According to Transparency International's 2022 Corruption Perception Index (CPI), Syria scored a 13 on the CPI on a scale from 0 ("highly corrupt") to 100 ("highly clean"). Syria ranks the second lowest along with South Sudan, at the 178th position among the 180 countries in the Index, on a scale where the lowest-ranked countries are perceived to have the most honest public sector.

Issues and specific cases

Transnational drug trade 
Syria was labeled as a narco-state by the United States for nearly a decade until 1997, during the Syrian occupation of Lebanon when they controlled the cannabis cultivation in the Beqaa Valley in Lebanon, and were the Middle East region's main source of hashish.

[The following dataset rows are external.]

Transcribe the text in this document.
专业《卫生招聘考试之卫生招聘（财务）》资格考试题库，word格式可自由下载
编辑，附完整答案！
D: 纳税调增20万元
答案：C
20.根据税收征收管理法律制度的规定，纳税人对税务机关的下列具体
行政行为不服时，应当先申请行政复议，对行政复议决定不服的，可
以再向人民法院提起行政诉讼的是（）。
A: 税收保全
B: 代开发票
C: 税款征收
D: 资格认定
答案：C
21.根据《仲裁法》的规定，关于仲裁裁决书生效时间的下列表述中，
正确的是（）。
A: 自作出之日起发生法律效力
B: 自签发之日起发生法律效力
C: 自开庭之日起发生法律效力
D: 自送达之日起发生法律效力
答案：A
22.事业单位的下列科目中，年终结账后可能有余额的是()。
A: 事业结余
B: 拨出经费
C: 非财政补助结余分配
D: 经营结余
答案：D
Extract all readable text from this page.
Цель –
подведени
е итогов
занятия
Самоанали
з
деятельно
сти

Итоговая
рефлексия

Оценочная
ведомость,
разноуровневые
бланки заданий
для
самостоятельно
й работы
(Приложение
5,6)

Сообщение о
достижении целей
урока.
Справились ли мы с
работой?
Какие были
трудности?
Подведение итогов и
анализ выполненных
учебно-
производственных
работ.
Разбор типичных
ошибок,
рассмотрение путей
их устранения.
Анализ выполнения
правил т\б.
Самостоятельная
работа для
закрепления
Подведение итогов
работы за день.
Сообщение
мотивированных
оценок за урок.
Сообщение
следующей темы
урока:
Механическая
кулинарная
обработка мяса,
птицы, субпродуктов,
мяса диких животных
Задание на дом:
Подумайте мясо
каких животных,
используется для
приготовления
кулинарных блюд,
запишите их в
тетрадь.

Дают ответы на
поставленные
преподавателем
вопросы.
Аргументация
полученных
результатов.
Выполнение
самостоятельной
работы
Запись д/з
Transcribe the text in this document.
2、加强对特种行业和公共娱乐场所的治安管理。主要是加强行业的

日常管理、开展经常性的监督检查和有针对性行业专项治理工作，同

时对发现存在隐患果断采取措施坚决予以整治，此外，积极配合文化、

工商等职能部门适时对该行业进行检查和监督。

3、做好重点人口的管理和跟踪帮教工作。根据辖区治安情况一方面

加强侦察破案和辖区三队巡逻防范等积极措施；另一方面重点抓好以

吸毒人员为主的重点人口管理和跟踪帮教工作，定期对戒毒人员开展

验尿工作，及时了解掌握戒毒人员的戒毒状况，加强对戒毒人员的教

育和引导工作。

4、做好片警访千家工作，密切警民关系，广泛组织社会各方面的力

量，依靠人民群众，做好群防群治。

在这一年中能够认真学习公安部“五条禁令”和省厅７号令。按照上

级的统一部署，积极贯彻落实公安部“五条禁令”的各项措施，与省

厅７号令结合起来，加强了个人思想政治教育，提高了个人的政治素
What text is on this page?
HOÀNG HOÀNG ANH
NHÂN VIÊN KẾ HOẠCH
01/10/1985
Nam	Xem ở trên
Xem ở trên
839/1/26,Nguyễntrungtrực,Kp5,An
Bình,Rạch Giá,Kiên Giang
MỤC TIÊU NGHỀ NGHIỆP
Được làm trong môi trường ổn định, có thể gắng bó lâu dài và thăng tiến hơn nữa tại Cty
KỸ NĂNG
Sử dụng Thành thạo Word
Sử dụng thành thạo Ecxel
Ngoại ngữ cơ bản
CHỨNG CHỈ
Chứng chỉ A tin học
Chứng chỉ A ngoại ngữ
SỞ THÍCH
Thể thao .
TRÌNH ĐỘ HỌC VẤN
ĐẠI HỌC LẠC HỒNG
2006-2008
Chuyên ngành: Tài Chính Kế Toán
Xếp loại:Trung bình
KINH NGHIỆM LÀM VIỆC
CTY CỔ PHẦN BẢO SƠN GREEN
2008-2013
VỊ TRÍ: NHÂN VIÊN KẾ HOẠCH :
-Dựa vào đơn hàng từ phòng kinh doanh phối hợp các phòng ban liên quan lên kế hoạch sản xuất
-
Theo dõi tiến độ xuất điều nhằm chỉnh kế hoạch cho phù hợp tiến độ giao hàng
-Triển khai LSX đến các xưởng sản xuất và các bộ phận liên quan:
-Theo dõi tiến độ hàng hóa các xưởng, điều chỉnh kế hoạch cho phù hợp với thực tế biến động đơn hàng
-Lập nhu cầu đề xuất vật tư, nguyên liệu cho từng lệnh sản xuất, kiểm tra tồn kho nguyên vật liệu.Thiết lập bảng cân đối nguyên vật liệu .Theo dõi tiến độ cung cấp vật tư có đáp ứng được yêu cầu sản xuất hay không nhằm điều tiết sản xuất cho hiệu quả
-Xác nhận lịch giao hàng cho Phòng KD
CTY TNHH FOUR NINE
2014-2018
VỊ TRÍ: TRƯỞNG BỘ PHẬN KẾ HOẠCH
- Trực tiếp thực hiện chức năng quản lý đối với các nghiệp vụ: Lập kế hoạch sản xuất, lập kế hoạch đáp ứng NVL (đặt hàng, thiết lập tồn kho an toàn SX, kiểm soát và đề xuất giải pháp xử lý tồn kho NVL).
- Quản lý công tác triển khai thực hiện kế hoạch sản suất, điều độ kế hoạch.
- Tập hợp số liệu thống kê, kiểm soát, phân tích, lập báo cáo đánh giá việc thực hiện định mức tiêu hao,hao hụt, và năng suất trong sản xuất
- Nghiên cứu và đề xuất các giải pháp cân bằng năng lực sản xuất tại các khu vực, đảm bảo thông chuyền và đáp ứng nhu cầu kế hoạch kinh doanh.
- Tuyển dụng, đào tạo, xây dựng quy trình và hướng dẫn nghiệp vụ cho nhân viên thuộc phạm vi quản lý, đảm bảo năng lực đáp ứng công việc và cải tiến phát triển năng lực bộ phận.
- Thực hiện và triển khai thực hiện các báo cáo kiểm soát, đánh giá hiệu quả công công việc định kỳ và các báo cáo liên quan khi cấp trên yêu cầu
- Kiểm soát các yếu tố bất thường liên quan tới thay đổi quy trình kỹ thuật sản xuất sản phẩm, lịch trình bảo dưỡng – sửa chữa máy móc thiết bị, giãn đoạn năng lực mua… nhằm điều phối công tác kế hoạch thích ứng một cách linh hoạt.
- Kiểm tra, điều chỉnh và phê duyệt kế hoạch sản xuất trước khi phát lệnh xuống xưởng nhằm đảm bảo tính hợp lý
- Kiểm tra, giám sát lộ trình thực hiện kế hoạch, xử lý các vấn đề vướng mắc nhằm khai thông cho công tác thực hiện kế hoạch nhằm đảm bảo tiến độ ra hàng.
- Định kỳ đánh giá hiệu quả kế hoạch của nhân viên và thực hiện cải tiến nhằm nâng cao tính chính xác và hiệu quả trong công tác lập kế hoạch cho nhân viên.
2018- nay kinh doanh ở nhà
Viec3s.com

During the Syrian Civil War, mass production of drugs within Syria began, and officers fed their men fenethylline, which they called "Captain Courage." Several shipments containing tonnes of amphetamines were seized in different countries smuggled from Syria, those shipments had sometimes millions of pills of fenethylline, which production in the country started since at least 2006. In November 2020, two drug shipments of hashish coming from Syria were seized by Egyptian authorities, the first shipment which arrived to Alexandria, included 2 tonnes of hashish, while the second shipment had 6 tonnes and was found at the Damietta port. The port of Latakia became under scrutiny of European and American police, as being favored by smugglers. In May 2021, Turkish security forces used UAVs to stop 1.5 tonnes of marijuana being smuggled out of Syria. According to the Centre for Operational Analysis and Research (COAR), Syrian seized drugs in 2020 had the value of no less than $3.4bn.

The New York Times reported in December 2021 that the 4th Armoured Division, commanded by Maher al-Assad, oversees much of the production and distribution of Captagon, among other drugs, reinforcing Syria's status as a narco-state on the Mediterranean sea. The unit controls manufacturing facilities, packing plants, and smuggling networks all across Syria (which have started to also move crystal meth). The division's security bureau, headed by Maj. Gen. Ghassan Bilal, provides protection for factories and along smuggling routes to the port city Latakia and to border crossings with Jordan and Lebanon.